China hat die Lieferung von Seltenen Erden stark eingeschränkt. Aber schon in den Jahren 2010/11 gab es große Lieferengpässe und enorme Preissprünge. So begann man bei Rotek frühzeitig, ein großes Lager aufzubauen. Es reicht für mehrere Jahre. Denn für die Herstellung der besonders leistungsstarken und energiesparenden Rosync Motoren sind Neodym-Magnete zurzeit unverzichtbar.

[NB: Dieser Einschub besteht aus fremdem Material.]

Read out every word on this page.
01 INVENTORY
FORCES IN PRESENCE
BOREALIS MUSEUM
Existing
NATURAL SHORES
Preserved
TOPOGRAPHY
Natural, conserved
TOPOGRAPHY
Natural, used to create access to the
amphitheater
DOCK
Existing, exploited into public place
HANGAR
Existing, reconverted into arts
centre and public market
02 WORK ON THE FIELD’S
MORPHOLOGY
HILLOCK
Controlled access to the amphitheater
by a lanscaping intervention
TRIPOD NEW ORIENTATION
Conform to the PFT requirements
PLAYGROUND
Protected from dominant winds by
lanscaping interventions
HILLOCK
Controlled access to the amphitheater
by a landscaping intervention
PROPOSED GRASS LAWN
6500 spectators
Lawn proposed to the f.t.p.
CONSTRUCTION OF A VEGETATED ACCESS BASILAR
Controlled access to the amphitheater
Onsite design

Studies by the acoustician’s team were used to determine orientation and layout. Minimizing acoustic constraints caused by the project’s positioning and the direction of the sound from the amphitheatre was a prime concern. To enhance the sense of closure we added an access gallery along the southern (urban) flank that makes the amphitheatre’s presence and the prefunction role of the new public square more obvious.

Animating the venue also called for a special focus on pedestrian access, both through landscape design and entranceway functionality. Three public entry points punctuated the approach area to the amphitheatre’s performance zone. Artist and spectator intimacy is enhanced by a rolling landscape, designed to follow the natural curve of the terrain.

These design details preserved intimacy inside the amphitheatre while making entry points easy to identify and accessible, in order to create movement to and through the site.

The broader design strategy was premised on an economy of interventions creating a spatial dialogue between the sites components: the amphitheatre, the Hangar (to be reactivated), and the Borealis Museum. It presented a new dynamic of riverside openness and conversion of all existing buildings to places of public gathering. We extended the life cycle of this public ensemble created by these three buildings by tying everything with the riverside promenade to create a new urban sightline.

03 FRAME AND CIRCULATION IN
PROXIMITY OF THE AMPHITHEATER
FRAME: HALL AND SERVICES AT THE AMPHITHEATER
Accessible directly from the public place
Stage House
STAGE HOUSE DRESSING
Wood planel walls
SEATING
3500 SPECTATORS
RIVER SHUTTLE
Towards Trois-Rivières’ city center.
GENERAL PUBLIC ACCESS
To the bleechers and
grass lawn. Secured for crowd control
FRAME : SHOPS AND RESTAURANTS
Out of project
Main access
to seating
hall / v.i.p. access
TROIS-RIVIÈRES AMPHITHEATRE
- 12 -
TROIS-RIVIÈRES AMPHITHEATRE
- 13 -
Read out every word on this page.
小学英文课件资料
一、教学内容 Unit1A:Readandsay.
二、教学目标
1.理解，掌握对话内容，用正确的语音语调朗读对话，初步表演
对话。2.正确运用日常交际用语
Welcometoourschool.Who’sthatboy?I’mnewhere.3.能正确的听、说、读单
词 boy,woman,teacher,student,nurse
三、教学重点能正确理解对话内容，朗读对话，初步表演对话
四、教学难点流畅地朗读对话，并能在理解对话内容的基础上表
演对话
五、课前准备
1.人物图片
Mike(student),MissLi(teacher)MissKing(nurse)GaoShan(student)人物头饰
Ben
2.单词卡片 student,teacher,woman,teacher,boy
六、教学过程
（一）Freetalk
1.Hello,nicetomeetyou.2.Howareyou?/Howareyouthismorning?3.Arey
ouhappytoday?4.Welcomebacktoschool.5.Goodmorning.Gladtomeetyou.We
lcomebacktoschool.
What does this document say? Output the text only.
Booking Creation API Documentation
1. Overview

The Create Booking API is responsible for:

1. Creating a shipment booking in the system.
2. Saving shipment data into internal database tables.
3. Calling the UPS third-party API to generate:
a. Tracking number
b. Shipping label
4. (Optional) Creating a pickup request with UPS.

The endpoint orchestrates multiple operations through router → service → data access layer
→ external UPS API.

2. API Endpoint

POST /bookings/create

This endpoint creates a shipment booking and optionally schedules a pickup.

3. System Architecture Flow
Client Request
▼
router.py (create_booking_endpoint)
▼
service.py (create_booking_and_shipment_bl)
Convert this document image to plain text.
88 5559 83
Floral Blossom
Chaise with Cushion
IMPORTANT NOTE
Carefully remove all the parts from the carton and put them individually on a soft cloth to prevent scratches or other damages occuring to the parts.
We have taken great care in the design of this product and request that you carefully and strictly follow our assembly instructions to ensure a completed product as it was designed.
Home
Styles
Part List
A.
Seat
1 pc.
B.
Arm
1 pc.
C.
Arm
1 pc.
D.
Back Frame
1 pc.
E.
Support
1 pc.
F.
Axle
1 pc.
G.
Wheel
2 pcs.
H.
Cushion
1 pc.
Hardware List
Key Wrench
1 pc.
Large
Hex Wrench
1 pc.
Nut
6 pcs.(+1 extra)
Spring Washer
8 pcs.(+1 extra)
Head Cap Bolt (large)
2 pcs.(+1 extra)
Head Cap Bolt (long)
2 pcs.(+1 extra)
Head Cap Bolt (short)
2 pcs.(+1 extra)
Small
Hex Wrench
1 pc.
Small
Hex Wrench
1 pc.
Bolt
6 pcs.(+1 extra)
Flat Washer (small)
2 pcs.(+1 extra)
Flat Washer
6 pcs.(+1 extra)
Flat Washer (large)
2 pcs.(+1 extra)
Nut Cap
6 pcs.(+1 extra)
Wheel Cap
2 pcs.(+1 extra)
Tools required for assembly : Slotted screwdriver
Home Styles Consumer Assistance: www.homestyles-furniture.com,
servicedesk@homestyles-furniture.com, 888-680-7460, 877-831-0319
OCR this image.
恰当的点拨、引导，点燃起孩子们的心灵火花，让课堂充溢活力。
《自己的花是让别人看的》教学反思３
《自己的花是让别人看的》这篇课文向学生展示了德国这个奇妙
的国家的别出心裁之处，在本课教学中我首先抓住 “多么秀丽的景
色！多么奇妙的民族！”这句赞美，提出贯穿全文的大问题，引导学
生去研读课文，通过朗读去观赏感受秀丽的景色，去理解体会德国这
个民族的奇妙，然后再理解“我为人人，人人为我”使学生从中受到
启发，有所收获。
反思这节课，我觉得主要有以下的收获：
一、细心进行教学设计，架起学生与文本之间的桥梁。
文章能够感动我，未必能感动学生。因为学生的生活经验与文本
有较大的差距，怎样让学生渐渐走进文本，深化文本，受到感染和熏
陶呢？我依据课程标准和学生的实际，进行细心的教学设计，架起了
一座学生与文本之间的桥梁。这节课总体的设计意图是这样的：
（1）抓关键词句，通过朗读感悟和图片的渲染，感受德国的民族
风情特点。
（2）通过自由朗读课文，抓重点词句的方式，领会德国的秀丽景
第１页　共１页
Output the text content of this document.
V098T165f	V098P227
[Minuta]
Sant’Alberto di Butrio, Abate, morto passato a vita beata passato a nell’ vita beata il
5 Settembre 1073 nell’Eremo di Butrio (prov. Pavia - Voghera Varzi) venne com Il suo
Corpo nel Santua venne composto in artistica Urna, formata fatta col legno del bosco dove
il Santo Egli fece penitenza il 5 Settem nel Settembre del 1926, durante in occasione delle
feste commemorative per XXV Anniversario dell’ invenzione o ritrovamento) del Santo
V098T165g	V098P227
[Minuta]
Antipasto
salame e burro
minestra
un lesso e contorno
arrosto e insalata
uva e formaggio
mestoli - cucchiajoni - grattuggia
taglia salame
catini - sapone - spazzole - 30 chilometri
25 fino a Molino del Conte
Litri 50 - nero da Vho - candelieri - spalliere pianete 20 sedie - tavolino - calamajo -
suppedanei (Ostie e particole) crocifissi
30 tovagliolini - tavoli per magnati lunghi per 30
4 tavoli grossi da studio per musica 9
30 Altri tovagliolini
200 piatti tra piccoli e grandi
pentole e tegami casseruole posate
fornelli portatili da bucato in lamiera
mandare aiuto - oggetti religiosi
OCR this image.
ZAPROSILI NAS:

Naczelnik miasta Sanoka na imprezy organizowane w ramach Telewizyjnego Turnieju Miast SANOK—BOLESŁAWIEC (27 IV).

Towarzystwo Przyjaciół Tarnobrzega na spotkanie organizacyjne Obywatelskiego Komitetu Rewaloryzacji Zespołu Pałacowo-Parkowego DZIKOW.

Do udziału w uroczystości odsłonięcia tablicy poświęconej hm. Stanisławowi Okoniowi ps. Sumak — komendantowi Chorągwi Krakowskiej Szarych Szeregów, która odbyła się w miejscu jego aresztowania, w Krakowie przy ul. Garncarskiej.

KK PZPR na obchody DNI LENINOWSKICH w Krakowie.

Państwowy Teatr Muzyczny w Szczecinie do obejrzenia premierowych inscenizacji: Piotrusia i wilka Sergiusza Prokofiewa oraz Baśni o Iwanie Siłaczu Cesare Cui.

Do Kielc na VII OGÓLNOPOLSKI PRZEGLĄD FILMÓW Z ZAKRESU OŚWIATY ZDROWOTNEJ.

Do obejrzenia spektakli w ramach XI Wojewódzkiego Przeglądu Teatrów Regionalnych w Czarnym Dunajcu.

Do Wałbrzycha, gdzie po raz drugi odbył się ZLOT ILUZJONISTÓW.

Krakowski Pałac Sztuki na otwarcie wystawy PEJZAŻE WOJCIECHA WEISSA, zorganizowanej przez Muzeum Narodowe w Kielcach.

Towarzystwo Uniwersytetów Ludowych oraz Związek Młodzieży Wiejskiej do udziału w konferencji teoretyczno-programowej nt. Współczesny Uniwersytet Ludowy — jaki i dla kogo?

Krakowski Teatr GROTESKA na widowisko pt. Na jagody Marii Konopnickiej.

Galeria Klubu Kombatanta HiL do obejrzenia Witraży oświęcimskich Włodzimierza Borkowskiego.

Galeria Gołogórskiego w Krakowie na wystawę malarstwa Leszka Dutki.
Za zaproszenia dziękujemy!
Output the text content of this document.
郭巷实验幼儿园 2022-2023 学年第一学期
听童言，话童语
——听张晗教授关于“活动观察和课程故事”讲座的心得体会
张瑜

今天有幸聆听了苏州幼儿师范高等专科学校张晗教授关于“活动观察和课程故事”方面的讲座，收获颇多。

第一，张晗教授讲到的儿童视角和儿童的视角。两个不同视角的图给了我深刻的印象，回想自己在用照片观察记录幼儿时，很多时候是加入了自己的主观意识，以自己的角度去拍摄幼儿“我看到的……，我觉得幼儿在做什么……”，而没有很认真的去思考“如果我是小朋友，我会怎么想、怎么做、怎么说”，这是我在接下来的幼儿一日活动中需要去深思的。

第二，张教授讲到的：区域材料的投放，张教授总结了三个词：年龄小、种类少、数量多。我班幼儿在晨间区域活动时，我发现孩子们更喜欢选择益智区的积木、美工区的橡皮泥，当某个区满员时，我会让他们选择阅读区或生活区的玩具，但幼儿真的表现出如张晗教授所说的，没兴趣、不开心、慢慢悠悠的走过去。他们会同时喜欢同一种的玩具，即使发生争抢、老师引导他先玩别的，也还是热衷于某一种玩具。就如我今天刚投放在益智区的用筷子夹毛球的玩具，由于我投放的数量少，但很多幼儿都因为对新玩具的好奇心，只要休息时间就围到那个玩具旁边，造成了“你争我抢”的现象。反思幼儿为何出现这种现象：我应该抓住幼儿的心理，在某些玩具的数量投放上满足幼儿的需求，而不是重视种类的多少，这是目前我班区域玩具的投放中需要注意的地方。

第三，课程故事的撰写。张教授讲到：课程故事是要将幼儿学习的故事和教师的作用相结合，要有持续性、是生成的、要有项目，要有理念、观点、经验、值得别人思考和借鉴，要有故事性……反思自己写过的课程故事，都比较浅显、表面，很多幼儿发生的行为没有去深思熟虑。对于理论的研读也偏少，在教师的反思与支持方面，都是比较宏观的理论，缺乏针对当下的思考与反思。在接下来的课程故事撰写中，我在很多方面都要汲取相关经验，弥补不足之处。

Alternativ arbeitet Rotek längst an anderen Lösungen, um seine Kunden zuverlässig zu versorgen und die eigene Abhängigkeit zu verringern. Das Recycling und die Wiederverwertung von Rohstoffen und Bauteilen ist besonders für die Motoren der Rosync und Romotion Serie sinnvoll, in denen Neodym-Magnete eingesetzt werden. Ein weiterer Ansatz ist, auf jahrzehntelange Erfahrung zurückzugreifen. Seit Bestehen baut Rotek seine Robase Synchronmotoren mit Ferrit-Magneten. Für viele Anwendungen reichen diese weniger starken Magnete völlig aus. Ein zusätzlicher Effekt, der umweltschädliche Abbau von Neodym wird vermieden. Zudem sind sie preiswerter und weltweit verfügbar. Zurzeit setzt Rotek in seinen Romotion BLDC-Motoren Ferrit-Magnete ein. Weitere Motor-Baureihen ohne Neodym-Magnete befinden sich in der Entwicklung.